AC87U - SSH Being attacked

[wgentine]

Anybody else seeing such log messages? I don't have IPV6 enabled. Are they trying to exploit something related to ipv6 stack via ipv4??

Jan 4 10:32:38 dropbear[21333]: login attempt for nonexistent user from ::ffff:218.2.0.129:13075
Jan 4 10:32:38 dropbear[21334]: login attempt for nonexistent user from ::ffff:218.2.0.129:13763
Jan 4 10:32:38 dropbear[21332]: login attempt for nonexistent user from ::ffff:218.2.0.129:13078

 

[ankhazam]

yup can confirm.
1) Have IPV6 disabled
2) Had SSH enabled.

IMHO there should be an option to enable SSH only on LAN side, not both WAN&LAN

 

[System Error Message]

disable SSH from your WAN interface. Im not sure if thats available in stock firmware but merlin firmware has it.

In routerOS it is very easy to prevent brute force attacks and port scanning. It is also easy to implement a firewall to prevent man in middle attacks on your LAN and invalid packets that can cause problems for your network.

Everyday i noticed so many IPs attempted to hack or do something to my router or network. It just shows how unsafe the internet actually is and how many things go unreported. If you used firewall to drop or tarpit traffic to external traffic that isnt valid you'd be surprised to just how many IPs attack you on a daily basis.

 

[wgentine]

I mentioned IPV6 because the IP firstly seemed to be IPV6 but is just a IPV4 with a ::FFFF::

There's no option to block SSH from WAN on stock firmware.
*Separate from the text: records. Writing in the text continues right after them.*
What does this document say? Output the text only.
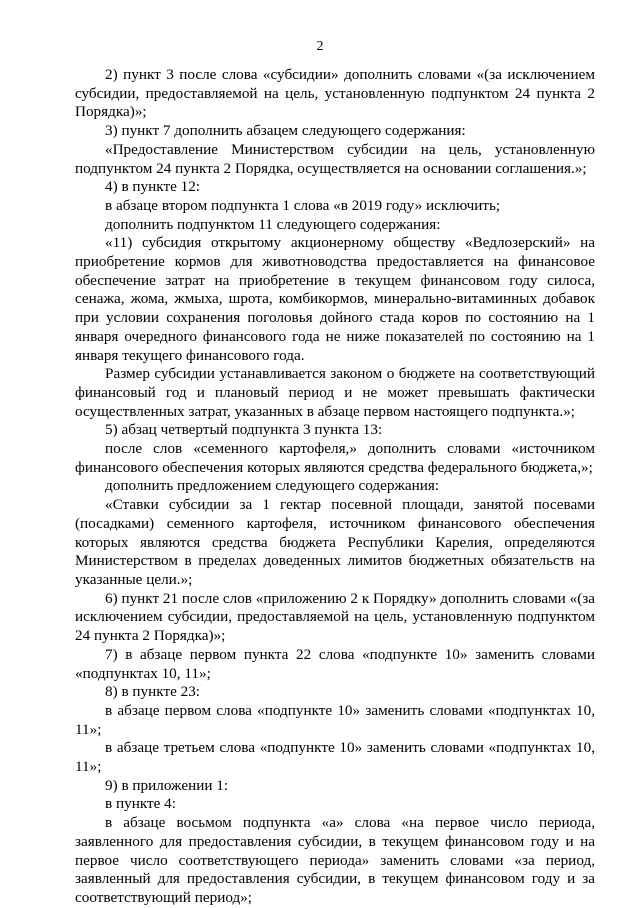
2

2) пункт 3 после слова «субсидии» дополнить словами «(за исключением субсидии, предоставляемой на цель, установленную подпунктом 24 пункта 2 Порядка)»;

3) пункт 7 дополнить абзацем следующего содержания:

«Предоставление Министерством субсидии на цель, установленную подпунктом 24 пункта 2 Порядка, осуществляется на основании соглашения.»;

4) в пункте 12:

в абзаце втором подпункта 1 слова «в 2019 году» исключить;

дополнить подпунктом 11 следующего содержания:

«11) субсидия открытому акционерному обществу «Ведлозерский» на приобретение кормов для животноводства предоставляется на финансовое обеспечение затрат на приобретение в текущем финансовом году силоса, сенажа, жома, жмыха, шрота, комбикормов, минерально-витаминных добавок при условии сохранения поголовья дойного стада коров по состоянию на 1 января очередного финансового года не ниже показателей по состоянию на 1 января текущего финансового года.

Размер субсидии устанавливается законом о бюджете на соответствующий финансовый год и плановый период и не может превышать фактически осуществленных затрат, указанных в абзаце первом настоящего подпункта.»;

5) абзац четвертый подпункта 3 пункта 13:

после слов «семенного картофеля,» дополнить словами «источником финансового обеспечения которых являются средства федерального бюджета,»;

дополнить предложением следующего содержания:

«Ставки субсидии за 1 гектар посевной площади, занятой посевами (посадками) семенного картофеля, источником финансового обеспечения которых являются средства бюджета Республики Карелия, определяются Министерством в пределах доведенных лимитов бюджетных обязательств на указанные цели.»;

6) пункт 21 после слов «приложению 2 к Порядку» дополнить словами «(за исключением субсидии, предоставляемой на цель, установленную подпунктом 24 пункта 2 Порядка)»;

7) в абзаце первом пункта 22 слова «подпункте 10» заменить словами «подпунктах 10, 11»;

8) в пункте 23:

в абзаце первом слова «подпункте 10» заменить словами «подпунктах 10, 11»;

в абзаце третьем слова «подпункте 10» заменить словами «подпунктах 10, 11»;

9) в приложении 1:

в пункте 4:

в абзаце восьмом подпункта «а» слова «на первое число периода, заявленного для предоставления субсидии, в текущем финансовом году и на первое число соответствующего периода» заменить словами «за период, заявленный для предоставления субсидии, в текущем финансовом году и за соответствующий период»;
I've more than 1.000.000 tries in the log... that's really weird.

 

[polish_pat]

Had a problem a few months back. A lot of files in my HDD connected to my router were renamed. As an example, my "Family Guy" folder was renamed to "Soo Funny" and my "Sons of Anarchy" folder was renamed to "Best show on TV".
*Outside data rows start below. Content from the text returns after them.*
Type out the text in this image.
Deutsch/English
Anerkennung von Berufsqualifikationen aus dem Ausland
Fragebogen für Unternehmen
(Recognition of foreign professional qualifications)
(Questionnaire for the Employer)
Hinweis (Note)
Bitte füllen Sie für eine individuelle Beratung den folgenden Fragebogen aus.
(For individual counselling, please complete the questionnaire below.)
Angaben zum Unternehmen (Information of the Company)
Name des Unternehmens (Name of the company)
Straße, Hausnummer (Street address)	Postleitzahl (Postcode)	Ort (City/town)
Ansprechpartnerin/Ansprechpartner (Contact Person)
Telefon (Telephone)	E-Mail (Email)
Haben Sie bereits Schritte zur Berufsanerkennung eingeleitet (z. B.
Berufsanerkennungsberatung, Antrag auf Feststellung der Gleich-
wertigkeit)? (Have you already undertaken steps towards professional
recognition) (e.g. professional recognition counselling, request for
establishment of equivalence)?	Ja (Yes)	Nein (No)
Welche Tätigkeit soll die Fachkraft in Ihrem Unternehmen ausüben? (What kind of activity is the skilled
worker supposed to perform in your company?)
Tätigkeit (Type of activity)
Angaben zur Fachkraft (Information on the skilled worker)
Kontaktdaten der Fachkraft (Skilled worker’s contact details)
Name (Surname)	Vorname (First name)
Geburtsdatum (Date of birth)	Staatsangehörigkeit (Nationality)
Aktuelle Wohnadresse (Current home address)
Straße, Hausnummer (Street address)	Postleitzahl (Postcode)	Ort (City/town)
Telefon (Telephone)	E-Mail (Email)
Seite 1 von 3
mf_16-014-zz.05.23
Neither my father nor mother have write permissions on the HDD and they both would not do such prank. Besides that, nothing else was touched. None of my computers were breached as I have a pretty solid firewall that works with other computers in the house to monitor my entire network for unusual activity. Nothing on the firewall logs but I should have checked my router logs.

 

[wgentine]

This is really bad...

I enabled key based authentication and disabled password auth.

 

[RMerlin]

Not sure why Asus' SSH implementation is so quirky/incomplete. I saw in their code that they are indeed making it open to the WAN, with no option to disable it. Sound as if it was quicky added in with limited thought or even testing behind it.

 

[wgentine]

I'm just sticking a little bit more time with original firmware to test and report to asus support regarding to Port Forwarding Loopback when using CTF acceleration. And of course, waiting for your new version based on new GPL code RMerlin.